A Lewis sculpture has a very specific and individual sense of gravity. Steel is often made pliable, soft and bendy, yet maintains its rigidity and its tensile strength. Expression is arrived at through the way the material is used. There is often a pervasive “pear shaped” weighting that is almost

leviathan-like in its sense of scale. There are several of these works in this show, but Lewis is one of the most eclectic sculptors working today and cannot be pinned down to any one approach – he is equally adept at dealing with mass, line, plane and perhaps most tellingly (and understatedly) colour. Lewis is skilled in using colour as an integral rather than a decorative element. In his more recent steel works he prefers to spray or hand paint with a range of matte greyed colour, but when it is chromatically high key he achieves one of the most successful works in the show Attractor – with its pod organic growths thrusting up and turning periscope-like – all garish and scrubby orange – the form of it made in curved pieces which have a patchwork togetherness. This work feels grown rather than made – it looks as if it would be most at home outdoors where it could jostle and poke fun at the comparatively shy-looking plants of our temperate climate.

The ink and charcoal drawings and a handful of prints on show here are unashamedly figurative and play an almost sneaky “partner in crime” role. At first glance they are Thurber-esque with a casual insouciance but this is not the state of affairs at all when you really look at them and consider them against the sculptures they encircle.

The line in several works is definite and strident, their wittiness is often abrasive and even slightly chilling.
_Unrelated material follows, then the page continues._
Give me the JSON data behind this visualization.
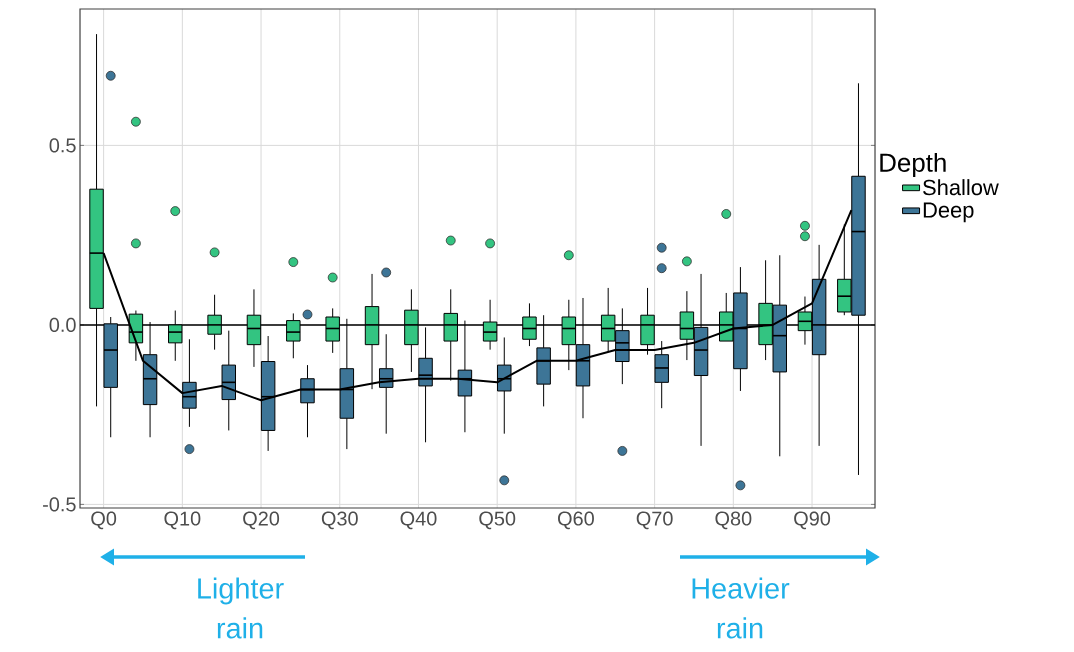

There is a large unsettling drawing of a “character” in close up where each feature element is a clean formal statement. I reflected here about sideways glances to the Japanese “ōkao-e” large face prints – a subtle link perhaps to the deftness that is prevalent in some of the most recent sculptures.

These drawings position themselves as works of fact and caper independently alongside the sculptures rather than pandering to them as supporting studies often do. They raise a telling and intriguing question about the purpose and function of drawing for a sculptor. Look at a Moore drawing for example with its ‘obvious’ description of forms, stone-like in their three-dimensional illusion – suggesting sculptures yet to be made. Lewis employs an antithetical, sophisticated yet almost bloody-minded approach by comparison, similar in characteristic to some of the qualities he has as a sculptor: direct, subversive and with a lightness of touch. His drawings go off on their own merry tangents with a purposeful impetus, many of them taking us into worlds of impossible scenarios often peopled by odd cone-hatted characters. He will deliberately provide comedic titles, such as Police Dog Stand-Off. The depictions are unnervingly satisfying. I am reminded of the quotation “God was a comedian playing to an audience who was too afraid to laugh.” These drawings may be dreamlike in their poetic musings on the human condition, but they are forthright in their visuality and couldn’t really be translated to another medium. Buster Keaton had a wonderful pathos less contrived than Chaplin’s – when regarding the qualities of these drawings, this is the closest ‘translation’ that I can suggest.

The show runs till the end of November. I recommend it enthusiastically, and to those people not as familiar with the range of Lewis’s work, it will give a real insight into the achievements of this significant sculptor.